Anciens et nouveaux médias face à la perte du AAA

(Billet mis à jour le 14/01 à 9:05) Les réseaux sociaux sont-ils porteurs d’une nouvelle créativité? Chaque fois que la question est posée, il semble difficile d’y apporter une réponse tranchée, faute de pouvoir s’appuyer sur une œuvre d’une qualité suffisante. Mais chercher le nouveau Flaubert n’est peut-être pas la bonne manière de répondre à la question. L’inventivité des outils en ligne privilégie des critères différents de ceux auxquels est habituée la critique d’art, notamment la réactivité collective instantanée, sur un mode critique ou satirique. La créativité en ligne, qui s’exprime sous la forme du buzz, suit le modèle classique de l’amplification médiatique liée à la création d’un événement. Son analyse doit donc s’élaborer sur un mode comparatif, à partir de l’observation concrète de cas d’événementialisation.

Traitée sur un mode unanimement alarmiste et catastrophiste, la dégradation de la note AAA de la France par Standard & Poors a été illustrée de la manière la moins créative possible par les éditions de la presse en ligne du 13 janvier au soir.
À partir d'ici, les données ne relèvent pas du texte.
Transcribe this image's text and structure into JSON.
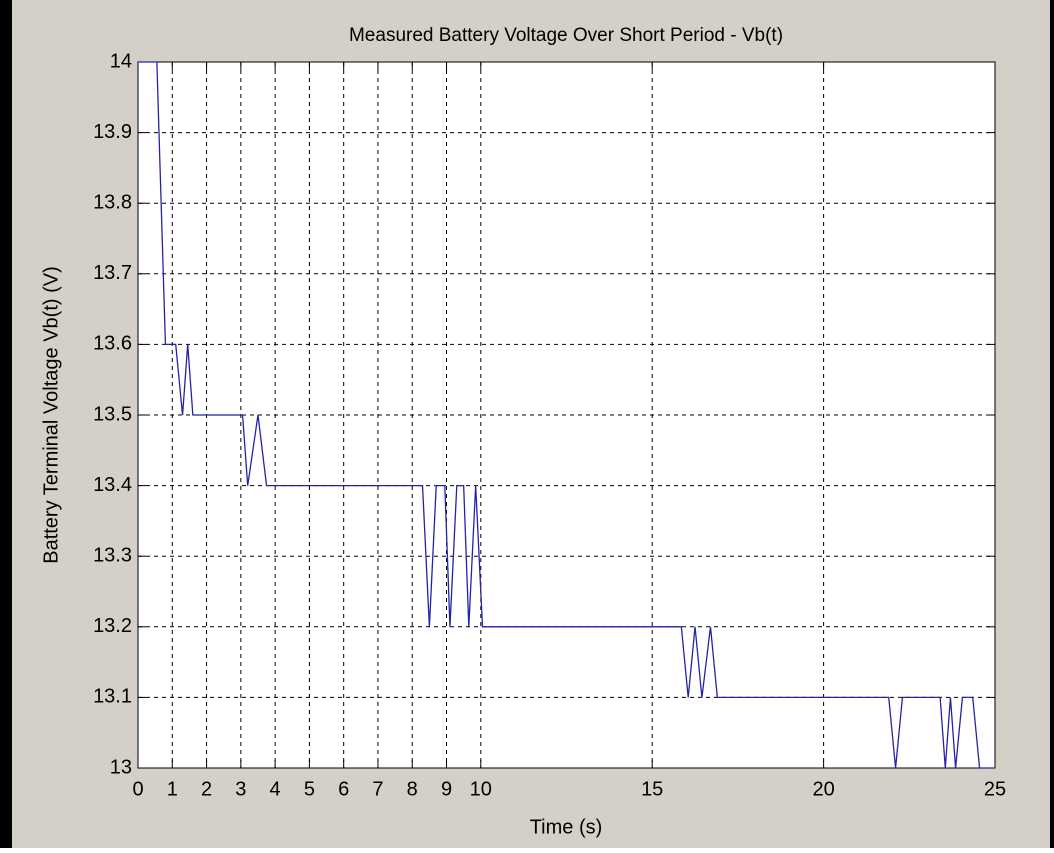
{
  "chart_data": {
    "type": "line",
    "title": "Measured Battery Voltage Over Short Period - Vb(t)",
    "xlabel": "Time (s)",
    "ylabel": "Battery Terminal Voltage Vb(t)  (V)",
    "x": [
      0,
      0.55,
      0.8,
      1.1,
      1.3,
      1.45,
      1.6,
      3.05,
      3.2,
      3.5,
      3.75,
      8.3,
      8.5,
      8.7,
      8.95,
      9.1,
      9.3,
      9.5,
      9.65,
      9.85,
      10.05,
      15.85,
      16.05,
      16.25,
      16.45,
      16.7,
      16.9,
      21.9,
      22.1,
      22.3,
      23.4,
      23.55,
      23.7,
      23.85,
      24.05,
      24.35,
      24.55,
      25
    ],
    "values": [
      14,
      14,
      13.6,
      13.6,
      13.5,
      13.6,
      13.5,
      13.5,
      13.4,
      13.5,
      13.4,
      13.4,
      13.2,
      13.4,
      13.4,
      13.2,
      13.4,
      13.4,
      13.2,
      13.4,
      13.2,
      13.2,
      13.1,
      13.2,
      13.1,
      13.2,
      13.1,
      13.1,
      13,
      13.1,
      13.1,
      13,
      13.1,
      13,
      13.1,
      13.1,
      13,
      13
    ],
    "color": "#2323a8",
    "xlim": [
      0,
      25
    ],
    "xticks": [
      0,
      1,
      2,
      3,
      4,
      5,
      6,
      7,
      8,
      9,
      10,
      15,
      20,
      25
    ],
    "ylim": [
      13,
      14
    ],
    "yticks": [
      13,
      13.1,
      13.2,
      13.3,
      13.4,
      13.5,
      13.6,
      13.7,
      13.8,
      13.9,
      14
    ],
    "grid": true
  }
}
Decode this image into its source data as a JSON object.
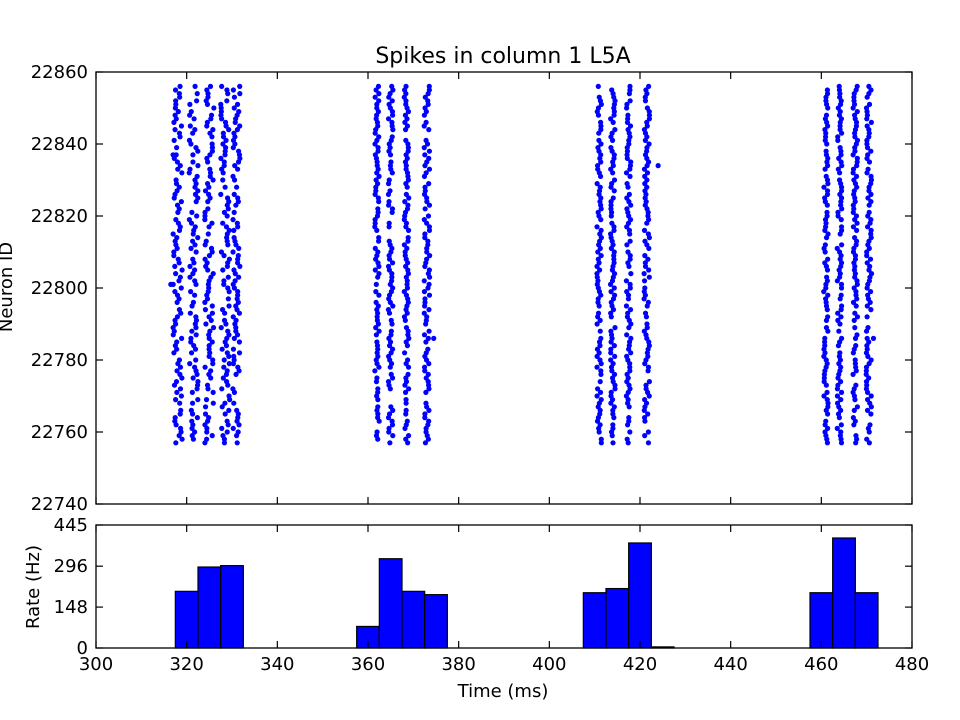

Deux options quasi-exclusives sont retenues: 1) la figuration littérale par jeux de lettres proposée par l’AFP, reprise par Le Monde ou Le Parisien, ou leur version Scrabble (déjà utilisée lors des alertes du mois de décembre), proposée par Sipa au Nouvel Observateur, voire la basique typo autoproduite par Libération (voir ci-dessus). 2) La façade de Standard & Poors, proposée elle aussi par les grandes agences filaires en différentes versions, auxquelles ont notamment recours France-Soir, L’Express, Le Point, La Tribune, etc. (voir ci-dessous).

Restait une option encore plus minimale: l’absence d’illustration, retenue par Mediapart ou Le Figaro. A 18h, seul le magazine en ligne Slate.fr proposait de faire le lien visuel entre la dégradation de la note et le président Sarkozy, anticipant une tendance de l’illustration à venir.

Le contraste ne pouvait pas être plus frappant avec la réplique contemporaine des réseaux sociaux, marquée par la jovialité et l’inventivité, comme si l’annonce tragique ne faisait peur à personne – voire était accueillie avec jubilation par ceux qui l’interprètent comme un présage de la défaite électorale de Nicolas Sarkozy.

Sur Twitter, on a pu observer notamment la création du hashtag #Frnce, caractérisé par la perte de la lettre A, ou sa version illustrée, proposée par @Doespirito: une fausse couverture faisant allusion à l’ouvrage La Disparition, rédigé par Georges Pérec sans utiliser la lettre E.

Cette traduction d’inspiration oulipienne avait été anticipée par une page événement créé en décembre sur Facebook, appelant au « Pot de départ du troisième A« , et déjà largement alimentée par une série de parodies de logos de marques ou d’affiches de cinéma dépourvus de leur A (merci à Dominique Gauthey pour son signalement, voir ci-dessous).

D’autres réactions lettrées ont circulé sur Facebook, recyclant diverses références culturelles, comme Le Monde des non-A de Van Vogt ou Le Naufragé du A de Fred (voir ci-dessous).

Hommage involontaire des anciens aux nouveaux médias, mais seule tentative véritablement créative de la presse classique, Libération, dans sa Une papier du 14 janvier, joue à son tour du mème de la disparition en faisant tomber la lettre A nom du président de la République au bas de la page (selon Sylvain Bourmeau, cette mise en page, imaginée dans la soirée du 13, a été conçue sans avoir pris connaissance des réactions sur les réseaux sociaux; on notera avec intérêt la différence de politique éditoriale entre le print et le web).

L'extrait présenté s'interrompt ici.